At the same time, Enbridge, the corporate polluter responsible for building the 122-mile gas pipeline to feed the gas plant near Kingston, is moving through its regulatory process with the Federal Energy Regulatory Commission for approval of its project. Through this process, we have learned that Enbridge’s Ridgeline pipeline would impact 677 bodies of water, including critical habitat for the threatened spotfin chub — a beautiful fish also known as the turquoise shiner.
And we know that the majority of communities impacted by the pipeline project are environmental justice communities, where a high percentage of residents, relative to the county average, are low-income and/or people of color.

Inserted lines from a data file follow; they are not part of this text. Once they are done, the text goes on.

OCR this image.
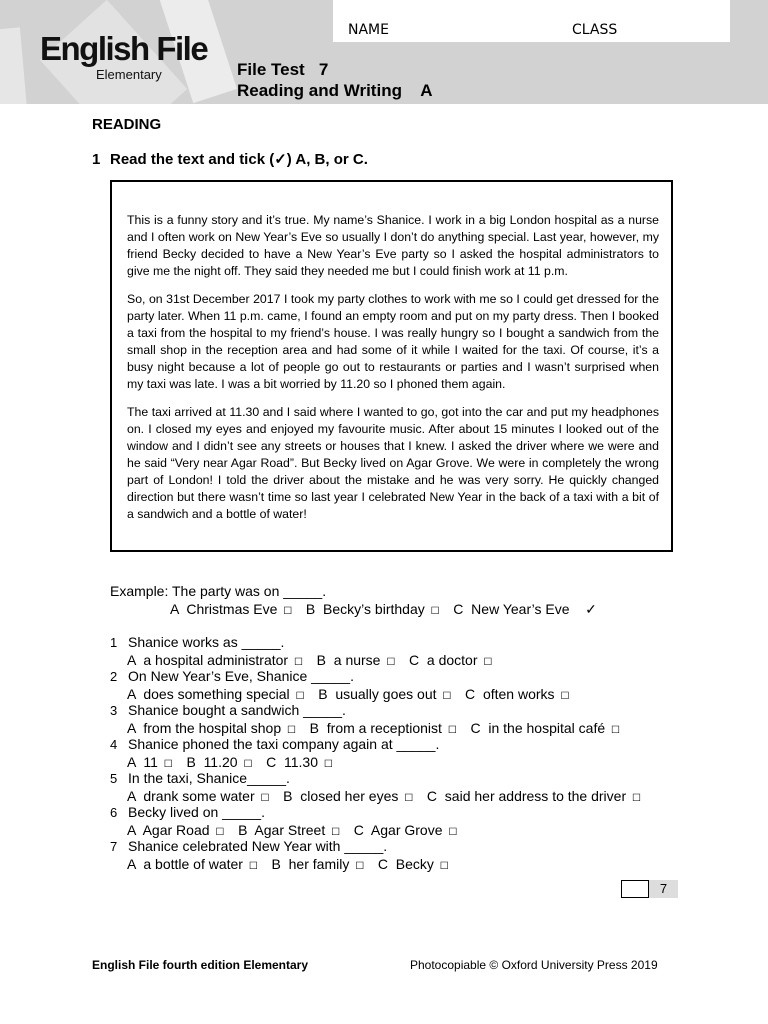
English File
Elementary
NAME	CLASS
File Test   7
Reading and Writing    A
READING
1 Read the text and tick (✓) A, B, or C.

This is a funny story and it’s true. My name’s Shanice. I work in a big London hospital as a nurse and I often work on New Year’s Eve so usually I don’t do anything special. Last year, however, my friend Becky decided to have a New Year’s Eve party so I asked the hospital administrators to give me the night off. They said they needed me but I could finish work at 11 p.m.

So, on 31st December 2017 I took my party clothes to work with me so I could get dressed for the party later. When 11 p.m. came, I found an empty room and put on my party dress. Then I booked a taxi from the hospital to my friend’s house. I was really hungry so I bought a sandwich from the small shop in the reception area and had some of it while I waited for the taxi. Of course, it’s a busy night because a lot of people go out to restaurants or parties and I wasn’t surprised when my taxi was late. I was a bit worried by 11.20 so I phoned them again.

The taxi arrived at 11.30 and I said where I wanted to go, got into the car and put my headphones on. I closed my eyes and enjoyed my favourite music. After about 15 minutes I looked out of the window and I didn’t see any streets or houses that I knew. I asked the driver where we were and he said “Very near Agar Road”. But Becky lived on Agar Grove. We were in completely the wrong part of London! I told the driver about the mistake and he was very sorry. He quickly changed direction but there wasn’t time so last year I celebrated New Year in the back of a taxi with a bit of a sandwich and a bottle of water!

Example: The party was on _____.
A Christmas Eve ☐ B Becky’s birthday ☐ C New Year’s Eve ✓
1 Shanice works as _____.
A a hospital administrator ☐ B a nurse ☐ C a doctor ☐
2 On New Year’s Eve, Shanice _____.
A does something special ☐ B usually goes out ☐ C often works ☐
3 Shanice bought a sandwich _____.
A from the hospital shop ☐ B from a receptionist ☐ C in the hospital café ☐
4 Shanice phoned the taxi company again at _____.
A 11 ☐ B 11.20 ☐ C 11.30 ☐
5 In the taxi, Shanice_____.
A drank some water ☐ B closed her eyes ☐ C said her address to the driver ☐
6 Becky lived on _____.
A Agar Road ☐ B Agar Street ☐ C Agar Grove ☐
7 Shanice celebrated New Year with _____.
A a bottle of water ☐ B her family ☐ C Becky ☐
7
English File fourth edition Elementary	Photocopiable © Oxford University Press 2019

In May, TVA revealed plans to partially replace the second coal-burning unit at its Cumberland City site with a separate gas plant located in Cheatham County, requiring an additional 12-mile pipeline through beautiful rural farmland and residential areas. The following month, more than 150 people turned out to a TVA open house to speak out in opposition. Preserve Cheatham County member and local resident Nanette Mahler’s property borders the land. She said TVA didn’t contact anyone who lives near the site about the proposed plan. “If we cannot trust TVA with small things, how can we trust them with our lives?” Mahler said at the open house.
“If we cannot trust TVA with small things, how can we trust them with our lives?” — Nanette Mahler
Preserve Cheatham County also created resolutions against the Cheatham gas project that were approved unanimously by the county commission and by the Ashland City and Pleasant View city councils. These wins have led to renewed efforts by the Cumberland Preservation Group for a resolution in neighboring Dickson County. Preserve Cheatham County most recently held a town hall meeting on Oct. 25 to share information with their friends and neighbors. The event was a success with over 50 people in attendance.
Finally, for TVA’s planned Cumberland gas plant and its 32-mile fracked gas pipeline, more than 4,000 people signed an Appalachian Voices petition to the Army Corps of Engineers to deny a critical water crossing permit in June.
Appalachian Voices worked with members of the CleanUp TVA Coalition and community groups to drive attendance at TVA’s quarterly board meeting in May. We supported allies from across the state under the banner of “Tennessee Valley Communities United” to show up and speak at TVA’s public listening session, which is held the day before the board meeting. Groups jointly delivered a petition to the board calling on the body to reclaim decision-making power on the gas buildout and to halt it, invest in renewable energy, clean up TVA’s coal ash, prioritize safety for coal ash workers and meet with community groups. .
The movement won an important victory the next day when the TVA board members voted to reclaim their decision-making power on the Kingston and Cumberland plant replacements — a power that the prior board had delegated to CEO Jeff Lyash in 2021. Appalachian Voices and other advocates had been calling for the board to reclaim this role ever since.
As we head into 2024 with considerable momentum to defeat TVA’s plans, look out for more ways you can get involved by signing a petition, attending a meeting or sharing social media posts! As local country music songwriter and Preserve Cheatham County member Jonathan Singleton sang to a crowd of pipeline opponents, “Tell TVA to take their pipe and shove it!”